Archive for the ‘Year End Tax Planning’ Category
Year End Tax Planning
November and December is when I normally start sitting down with my clients to talk about what they can do at the end of the year to minimize or defer their taxes. Everyone’s tax situation is going to be different so the meetings are tailored to the clients but here are some general themes that will come up and that you can use in a discussion with you tax professional. Keep in mind that a lot of this could change depending on which way the elections go.
1) Do you pay less now or potentially more later? Right now, the long term capital gains rate is 15% for those in the top tax brackets. If Congress does nothing, that rate is going to go up to 20%. If you’re looking to sell a long term asset, you have a decision to make. You can sell now and pay the 15% rate, or you can hold off, pay later but pay at the higher 20% rate.

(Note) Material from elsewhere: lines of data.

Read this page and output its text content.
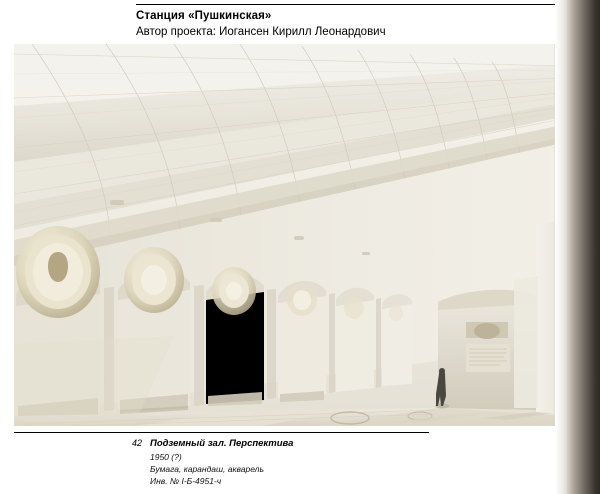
Станция «Пушкинская»
Автор проекта: Иогансен Кирилл Леонардович
42 Подземный зал. Перспектива
1950 (?)
Бумага, карандаш, акварель
Инв. № I-Б-4951-ч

2) What should I do with my dividend paying stocks? Right now, dividends are taxed at the long term capital gains rate which maxes out at 15%. If nothing is done, that rate could go up to as high as 39.6% depending on your marginal rate. While this could affect what corporations do, if you have large holdings in dividend paying stocks, you’re going to see your tax bill go up if you don’t make any adjustments. Also keep in mind that you’re going to have to pay medicare tax on unearned income if you’re over a certain threshold ($200,000 if you’re single, $250,000 if you’re married) so you also have to take that into account.
3) What if I have my own C-Corporation? If you have your own C-Corporation and you have some excess cash you might want to consider flushing out as a distribution. You’re probably not going to see rates any lower then 15% and you might even combine this with an S-Corporation election in 2013. This would also apply if you have an S-Corporation and you have some C-Corporation earnings and profits that you want to get out before rates go up.
4) Expect your payroll taxes to go up. A big deal last year, it looks like the payroll tax cut isn’t going to be extended. If you have your own business where you pay yourself a salary, it might be worth looking into whether you can justify a lower one.
As always, this is general information and you should be discussing these matters with a professional.